À Nantes, la socio-esthétique apaise les corps des demandeurs d’asile
Bulle de douceur, le travail de la socio-esthéticienne du centre d’accueil des demandeurs d’asile complète l’approche des travailleuses sociales en redonnant au corps la place centrale qu’il mérite, et à la personne, un temps pour soi.
dans l’hebdo N° 1891 Acheter ce numéro

L’espace n’est pas grand, mais chaleureux. La salle d’attente du centre d’accueil des demandeurs d’asile (Cada), centrale et lumineuse, est jonchée de jouets d’enfants. Dans chaque bureau, un mur coloré et des affiches inclusives. Ce jour-là, dans celui du fond, Julie Viau installe sa table de massage, un plaid, et toutes sortes d’huiles, de crèmes et d’ustensiles de soin. De la musique douce s’échappe de son enceinte portative. La socio-esthéticienne propose au choix un massage du dos ou du visage, ou bien un soin des mains. La première jeune femme qui arrive au rendez-vous paraît timide.
De sa voix réconfortante, la professionnelle l’invite à se laisser aller. « Trouve une position qui te convient. Respire à fond. Est-ce que tu as mal quelque part ? Tu peux faire confiance à mes mains, on va faire quelque chose de tout doux. » Allongé sur le ventre, le corps « tout verrouillé et tendu » de la jeune femme semble se détendre au fur et à mesure. La socio-esthéticienne fait silence et, dans cette bulle sensorielle aux effluves de noix de macadamia, le lâcher-prise finit par être total.

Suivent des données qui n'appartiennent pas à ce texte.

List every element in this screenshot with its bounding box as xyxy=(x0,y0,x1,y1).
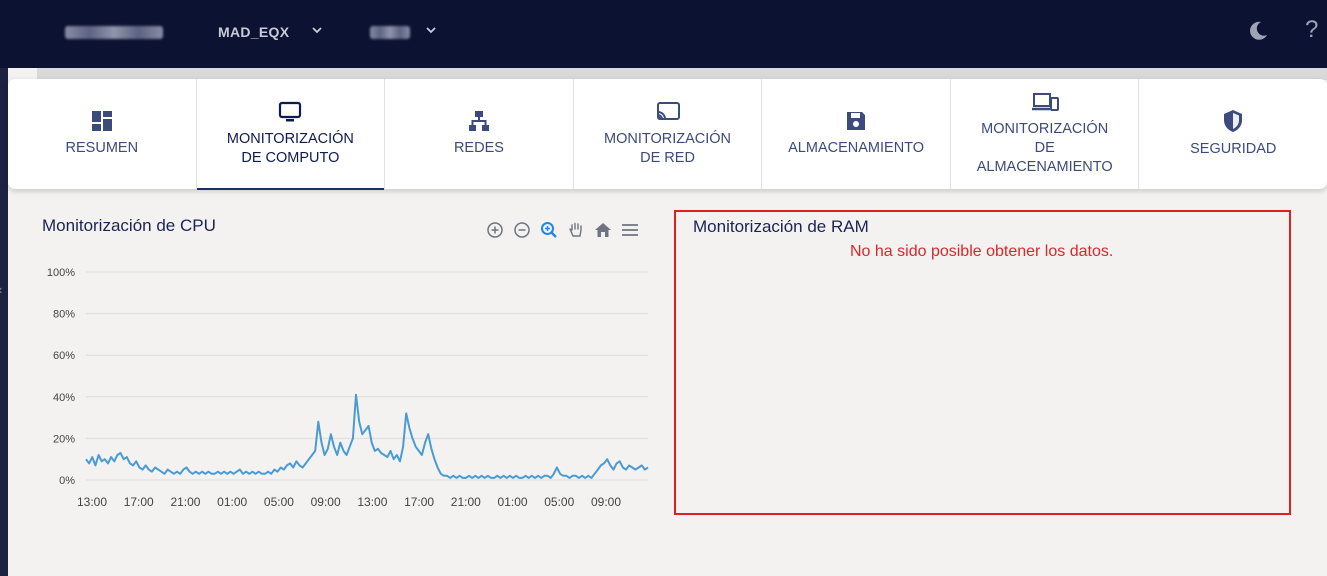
y-tick-label: 80% xyxy=(53,309,75,321)
tab-seguridad[interactable]: SEGURIDAD xyxy=(1139,79,1327,189)
floppy-icon xyxy=(847,112,866,130)
cpu-chart[interactable]: 0% 20% 40% 60% 80% 100% 13:00 17:00 21:00 01:00 05… xyxy=(0,0,660,576)
x-tick-label: 21:00 xyxy=(451,495,481,509)
y-tick-label: 100% xyxy=(47,267,75,279)
x-tick-label: 01:00 xyxy=(498,495,528,509)
tab-label: MONITORIZACIÓN DE ALMACENAMIENTO xyxy=(976,121,1113,175)
devices-icon xyxy=(1031,93,1059,111)
tab-label: SEGURIDAD xyxy=(1190,141,1277,157)
x-tick-label: 21:00 xyxy=(170,495,200,509)
ram-panel-title: Monitorización de RAM xyxy=(693,217,869,236)
x-tick-label: 13:00 xyxy=(77,495,107,509)
y-tick-label: 60% xyxy=(53,350,75,362)
x-tick-label: 05:00 xyxy=(544,495,574,509)
y-tick-label: 0% xyxy=(59,475,75,487)
x-tick-label: 17:00 xyxy=(404,495,434,509)
tab-label: ALMACENAMIENTO xyxy=(788,140,925,156)
y-tick-label: 20% xyxy=(53,433,75,445)
x-tick-label: 13:00 xyxy=(357,495,387,509)
moon-icon[interactable] xyxy=(1247,20,1269,48)
x-tick-label: 17:00 xyxy=(124,495,154,509)
cpu-series-line xyxy=(85,393,649,479)
x-tick-label: 05:00 xyxy=(264,495,294,509)
x-tick-label: 01:00 xyxy=(217,495,247,509)
shield-icon xyxy=(1224,110,1243,132)
y-tick-label: 40% xyxy=(53,392,75,404)
help-icon[interactable]: ? xyxy=(1305,16,1318,44)
x-tick-label: 09:00 xyxy=(311,495,341,509)
x-tick-label: 09:00 xyxy=(591,495,621,509)
tab-monitorizacion-almacenamiento[interactable]: MONITORIZACIÓN DE ALMACENAMIENTO xyxy=(951,79,1140,189)
ram-error-message: No ha sido posible obtener los datos. xyxy=(850,243,1114,260)
tab-almacenamiento[interactable]: ALMACENAMIENTO xyxy=(762,79,951,189)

Monsieur S., trentenaire d’origine guinéenne, a lui aussi déjà profité de cet atelier un peu particulier. « J’ai dû quitter mon pays à cause de problèmes avec notre autorité. Face à une menace d’exécution, j’ai dû sauver ma vie. » Son corps a gardé des séquelles des tortures et des coups de matraque reçus par « les forces de l’ordre » à la suite de plusieurs arrestations. Les compétences de Julie Viau ont permis à Monsieur S. de souffler provisoirement. « Le massage du dos fait du bien à mon corps, parfois pendant plusieurs jours. »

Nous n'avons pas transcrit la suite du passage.